Dr Claire Thomson
Head of Quality Enhancement and Student Experience
Academic Engagement

Head of Quality Enhancement and Student Experience

Claire Thomson offers strategic leadership and management in the area of quality assurance and enhancement and the overall learning experience of students. She also teaches on the undergraduate English programmes. Claire is a medievalist with publications and research interests in medieval textual studies, codicology, palaeography, stematic analysis and humanities computing. Claire’’s other research interest is in the area of learning and teaching in higher education and the development of new methodologies for the delivery of effective and engaging learning, teaching and assessment.
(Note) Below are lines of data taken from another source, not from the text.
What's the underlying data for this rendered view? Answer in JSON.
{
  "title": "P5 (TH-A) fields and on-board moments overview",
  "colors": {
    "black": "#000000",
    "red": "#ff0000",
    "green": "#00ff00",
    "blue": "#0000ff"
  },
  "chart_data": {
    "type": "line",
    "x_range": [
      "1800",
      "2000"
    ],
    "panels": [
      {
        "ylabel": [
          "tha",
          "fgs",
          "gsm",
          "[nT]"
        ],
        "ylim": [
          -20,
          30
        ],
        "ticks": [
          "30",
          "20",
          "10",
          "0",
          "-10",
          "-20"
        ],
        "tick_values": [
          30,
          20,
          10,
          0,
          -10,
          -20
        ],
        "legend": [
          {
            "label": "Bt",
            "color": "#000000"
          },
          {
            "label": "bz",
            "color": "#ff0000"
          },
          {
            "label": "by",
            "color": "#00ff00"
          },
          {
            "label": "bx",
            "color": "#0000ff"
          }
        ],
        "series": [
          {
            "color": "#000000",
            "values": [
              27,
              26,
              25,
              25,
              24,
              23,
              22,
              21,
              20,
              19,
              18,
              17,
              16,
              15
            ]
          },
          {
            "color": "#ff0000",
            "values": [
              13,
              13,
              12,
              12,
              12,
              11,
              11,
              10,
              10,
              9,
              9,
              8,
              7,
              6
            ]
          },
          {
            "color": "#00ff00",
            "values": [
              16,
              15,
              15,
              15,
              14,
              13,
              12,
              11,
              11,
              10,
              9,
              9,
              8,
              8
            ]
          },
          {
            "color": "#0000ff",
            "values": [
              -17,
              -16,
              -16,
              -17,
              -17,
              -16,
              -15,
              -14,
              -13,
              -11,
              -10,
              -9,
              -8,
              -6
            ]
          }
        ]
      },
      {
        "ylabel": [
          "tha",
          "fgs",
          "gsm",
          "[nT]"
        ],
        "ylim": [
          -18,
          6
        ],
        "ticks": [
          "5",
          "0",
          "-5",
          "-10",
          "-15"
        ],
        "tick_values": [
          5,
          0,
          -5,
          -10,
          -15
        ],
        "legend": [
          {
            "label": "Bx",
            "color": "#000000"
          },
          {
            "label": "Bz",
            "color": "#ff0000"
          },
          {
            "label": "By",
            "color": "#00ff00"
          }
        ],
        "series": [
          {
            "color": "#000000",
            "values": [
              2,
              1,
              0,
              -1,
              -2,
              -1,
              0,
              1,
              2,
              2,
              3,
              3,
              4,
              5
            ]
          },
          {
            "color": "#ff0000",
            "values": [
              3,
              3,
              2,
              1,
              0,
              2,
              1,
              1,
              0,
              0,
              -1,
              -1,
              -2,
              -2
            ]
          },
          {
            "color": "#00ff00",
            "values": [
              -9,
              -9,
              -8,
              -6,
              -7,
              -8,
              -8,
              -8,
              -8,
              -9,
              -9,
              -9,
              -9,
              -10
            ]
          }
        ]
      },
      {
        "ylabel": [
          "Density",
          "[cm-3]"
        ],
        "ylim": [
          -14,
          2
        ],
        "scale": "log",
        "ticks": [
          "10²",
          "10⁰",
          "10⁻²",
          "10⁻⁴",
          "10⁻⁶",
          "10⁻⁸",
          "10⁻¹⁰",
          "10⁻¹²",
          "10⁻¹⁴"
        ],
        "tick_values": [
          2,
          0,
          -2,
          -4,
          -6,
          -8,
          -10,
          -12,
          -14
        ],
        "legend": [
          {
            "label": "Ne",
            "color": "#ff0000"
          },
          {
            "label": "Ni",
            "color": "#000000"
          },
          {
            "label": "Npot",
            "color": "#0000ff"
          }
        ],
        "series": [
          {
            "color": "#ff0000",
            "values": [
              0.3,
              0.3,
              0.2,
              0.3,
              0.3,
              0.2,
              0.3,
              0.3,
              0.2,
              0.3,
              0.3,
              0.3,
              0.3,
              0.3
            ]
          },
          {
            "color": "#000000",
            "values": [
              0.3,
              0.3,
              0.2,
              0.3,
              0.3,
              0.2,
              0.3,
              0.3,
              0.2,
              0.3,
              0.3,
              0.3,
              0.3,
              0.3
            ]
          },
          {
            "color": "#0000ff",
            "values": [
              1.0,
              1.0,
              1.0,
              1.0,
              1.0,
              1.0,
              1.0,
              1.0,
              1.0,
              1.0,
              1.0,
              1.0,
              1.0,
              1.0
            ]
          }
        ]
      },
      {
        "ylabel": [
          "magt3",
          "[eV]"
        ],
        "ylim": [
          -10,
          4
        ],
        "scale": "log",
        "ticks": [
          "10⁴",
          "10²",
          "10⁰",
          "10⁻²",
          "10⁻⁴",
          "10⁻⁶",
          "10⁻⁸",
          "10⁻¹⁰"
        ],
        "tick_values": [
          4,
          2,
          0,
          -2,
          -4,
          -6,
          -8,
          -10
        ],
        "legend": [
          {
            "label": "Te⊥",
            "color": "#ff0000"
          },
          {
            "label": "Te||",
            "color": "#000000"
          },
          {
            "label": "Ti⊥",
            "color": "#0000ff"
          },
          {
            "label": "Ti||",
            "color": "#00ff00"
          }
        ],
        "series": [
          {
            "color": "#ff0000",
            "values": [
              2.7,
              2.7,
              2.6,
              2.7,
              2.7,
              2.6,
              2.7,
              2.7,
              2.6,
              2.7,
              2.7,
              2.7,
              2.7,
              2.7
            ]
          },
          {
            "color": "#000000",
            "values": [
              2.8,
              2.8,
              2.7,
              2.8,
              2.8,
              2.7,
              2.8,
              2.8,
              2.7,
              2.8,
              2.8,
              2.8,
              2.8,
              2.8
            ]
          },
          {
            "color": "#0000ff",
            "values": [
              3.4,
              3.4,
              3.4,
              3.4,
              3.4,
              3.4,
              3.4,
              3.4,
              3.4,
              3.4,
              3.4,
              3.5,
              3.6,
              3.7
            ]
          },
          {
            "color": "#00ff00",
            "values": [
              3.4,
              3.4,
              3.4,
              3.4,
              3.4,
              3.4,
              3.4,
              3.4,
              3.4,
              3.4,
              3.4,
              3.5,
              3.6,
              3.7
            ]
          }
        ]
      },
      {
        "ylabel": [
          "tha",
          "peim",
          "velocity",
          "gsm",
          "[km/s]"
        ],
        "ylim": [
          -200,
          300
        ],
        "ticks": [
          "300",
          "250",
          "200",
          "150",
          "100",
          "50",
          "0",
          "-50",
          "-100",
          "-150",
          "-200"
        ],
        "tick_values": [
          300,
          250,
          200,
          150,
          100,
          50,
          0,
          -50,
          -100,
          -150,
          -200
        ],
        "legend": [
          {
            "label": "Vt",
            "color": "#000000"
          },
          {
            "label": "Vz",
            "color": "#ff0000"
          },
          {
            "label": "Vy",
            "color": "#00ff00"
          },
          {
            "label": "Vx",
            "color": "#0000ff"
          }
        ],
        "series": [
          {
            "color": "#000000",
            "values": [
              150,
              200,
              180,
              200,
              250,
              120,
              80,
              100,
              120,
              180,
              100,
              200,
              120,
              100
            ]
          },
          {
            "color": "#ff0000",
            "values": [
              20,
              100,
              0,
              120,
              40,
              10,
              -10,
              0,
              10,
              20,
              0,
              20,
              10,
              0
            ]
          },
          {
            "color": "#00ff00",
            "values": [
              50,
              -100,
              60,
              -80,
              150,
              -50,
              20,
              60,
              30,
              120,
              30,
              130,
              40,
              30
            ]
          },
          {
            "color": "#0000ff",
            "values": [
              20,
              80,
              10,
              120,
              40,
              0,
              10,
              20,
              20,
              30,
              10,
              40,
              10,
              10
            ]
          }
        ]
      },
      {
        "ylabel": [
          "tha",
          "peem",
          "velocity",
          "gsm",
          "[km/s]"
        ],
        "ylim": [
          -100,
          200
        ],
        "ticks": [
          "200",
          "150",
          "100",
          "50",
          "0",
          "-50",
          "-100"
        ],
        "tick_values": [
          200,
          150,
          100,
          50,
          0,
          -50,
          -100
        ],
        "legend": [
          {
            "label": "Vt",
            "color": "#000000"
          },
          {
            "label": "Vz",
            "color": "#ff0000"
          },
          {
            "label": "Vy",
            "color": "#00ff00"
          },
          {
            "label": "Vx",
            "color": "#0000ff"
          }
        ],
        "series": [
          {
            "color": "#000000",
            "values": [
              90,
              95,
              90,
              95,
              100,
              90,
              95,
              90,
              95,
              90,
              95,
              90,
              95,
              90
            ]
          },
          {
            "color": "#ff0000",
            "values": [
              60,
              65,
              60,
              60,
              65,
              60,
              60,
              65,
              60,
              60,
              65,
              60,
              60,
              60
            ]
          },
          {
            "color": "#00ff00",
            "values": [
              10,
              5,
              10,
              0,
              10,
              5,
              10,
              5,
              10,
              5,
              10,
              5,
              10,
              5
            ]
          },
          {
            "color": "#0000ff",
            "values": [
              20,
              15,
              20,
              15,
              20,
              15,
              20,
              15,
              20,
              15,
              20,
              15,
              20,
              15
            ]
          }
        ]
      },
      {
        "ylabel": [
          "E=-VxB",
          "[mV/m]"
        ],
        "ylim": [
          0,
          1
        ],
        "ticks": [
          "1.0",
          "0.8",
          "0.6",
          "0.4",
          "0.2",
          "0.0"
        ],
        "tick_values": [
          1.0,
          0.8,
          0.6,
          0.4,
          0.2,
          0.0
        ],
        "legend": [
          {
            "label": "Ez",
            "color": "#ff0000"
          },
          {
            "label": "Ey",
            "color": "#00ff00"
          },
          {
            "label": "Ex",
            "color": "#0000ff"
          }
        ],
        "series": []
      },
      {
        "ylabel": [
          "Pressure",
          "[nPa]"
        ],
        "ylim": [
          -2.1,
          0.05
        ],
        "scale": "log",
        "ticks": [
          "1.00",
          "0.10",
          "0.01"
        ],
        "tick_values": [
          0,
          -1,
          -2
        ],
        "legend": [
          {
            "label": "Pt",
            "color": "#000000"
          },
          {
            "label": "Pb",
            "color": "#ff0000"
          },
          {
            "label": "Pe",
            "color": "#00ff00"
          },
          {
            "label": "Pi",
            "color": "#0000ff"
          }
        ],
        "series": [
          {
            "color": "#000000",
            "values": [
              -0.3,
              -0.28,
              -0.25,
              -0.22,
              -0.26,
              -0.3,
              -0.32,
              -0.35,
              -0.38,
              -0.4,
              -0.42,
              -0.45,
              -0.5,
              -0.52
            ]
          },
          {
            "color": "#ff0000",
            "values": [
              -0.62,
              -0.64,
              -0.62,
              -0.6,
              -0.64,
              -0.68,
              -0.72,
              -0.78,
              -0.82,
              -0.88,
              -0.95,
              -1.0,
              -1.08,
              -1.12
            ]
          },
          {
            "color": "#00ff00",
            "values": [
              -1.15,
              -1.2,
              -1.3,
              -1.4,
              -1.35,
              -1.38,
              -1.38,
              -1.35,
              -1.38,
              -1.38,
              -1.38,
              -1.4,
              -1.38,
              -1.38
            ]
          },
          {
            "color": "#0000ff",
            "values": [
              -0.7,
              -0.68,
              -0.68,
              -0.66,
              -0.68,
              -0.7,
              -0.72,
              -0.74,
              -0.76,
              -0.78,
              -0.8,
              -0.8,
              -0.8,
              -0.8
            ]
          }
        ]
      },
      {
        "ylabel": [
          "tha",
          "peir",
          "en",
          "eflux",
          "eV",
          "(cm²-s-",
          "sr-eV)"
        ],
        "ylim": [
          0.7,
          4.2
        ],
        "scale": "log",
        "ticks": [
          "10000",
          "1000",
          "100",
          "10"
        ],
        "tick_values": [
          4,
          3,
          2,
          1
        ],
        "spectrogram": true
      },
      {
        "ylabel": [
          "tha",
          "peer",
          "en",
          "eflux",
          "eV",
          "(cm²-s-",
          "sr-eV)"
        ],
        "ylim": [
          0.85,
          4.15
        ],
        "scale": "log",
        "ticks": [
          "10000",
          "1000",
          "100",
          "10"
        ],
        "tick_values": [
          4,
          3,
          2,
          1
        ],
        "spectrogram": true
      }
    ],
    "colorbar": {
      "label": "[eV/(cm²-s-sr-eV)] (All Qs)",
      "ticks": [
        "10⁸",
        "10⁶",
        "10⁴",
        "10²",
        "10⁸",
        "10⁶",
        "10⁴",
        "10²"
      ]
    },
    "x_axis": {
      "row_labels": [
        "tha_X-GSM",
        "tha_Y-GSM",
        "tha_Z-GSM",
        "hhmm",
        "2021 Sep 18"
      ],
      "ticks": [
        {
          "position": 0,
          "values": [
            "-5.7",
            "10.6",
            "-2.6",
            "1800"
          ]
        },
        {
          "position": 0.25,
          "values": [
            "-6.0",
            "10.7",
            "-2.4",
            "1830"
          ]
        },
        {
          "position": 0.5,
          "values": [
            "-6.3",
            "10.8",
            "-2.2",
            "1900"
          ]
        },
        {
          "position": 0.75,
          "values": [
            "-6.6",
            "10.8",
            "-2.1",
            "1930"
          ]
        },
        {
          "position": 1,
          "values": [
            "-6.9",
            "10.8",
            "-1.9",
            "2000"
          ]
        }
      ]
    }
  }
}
A Fellow of the Higher Education Academy, Claire joined Bishop Grosseteste University in 2000; prior to this she lectured at the Universities of Keele and Sheffield.


Claire teaches on a range of modules offered on the undergraduate English programmes. Teaching interests include Chaucer, medieval literature, the development of the novel, English language, historical linguistics, critical skills, and study skills. Claire has a particular interest in literary style and cultural contexts.


Claire’’s research background is in medieval studies – including literature, linguistics, medieval art and architecture. Current research interests include Chaucer, medieval textual studies, codicology and palaeography. Her most recent publications are on the application of humanities computing to medieval texts. Claire’’s other area of study is in the field of learning and teaching and the undergraduate student experience. Research interests here focus on the development of student-centred, blended learning approaches that utilise e-technologies and new methodologies for the delivery of effective and engaging learning, teaching and assessment.

Consultancy and projects

Current projects include the publication of The Blake Editions – a series of online editions which present full diplomatic transcriptions of seven manuscripts of Geoffrey Chaucer’s The Canterbury Tales. The work is a collaborative project with the Universities of Oxford, Sheffield, York and Leicester.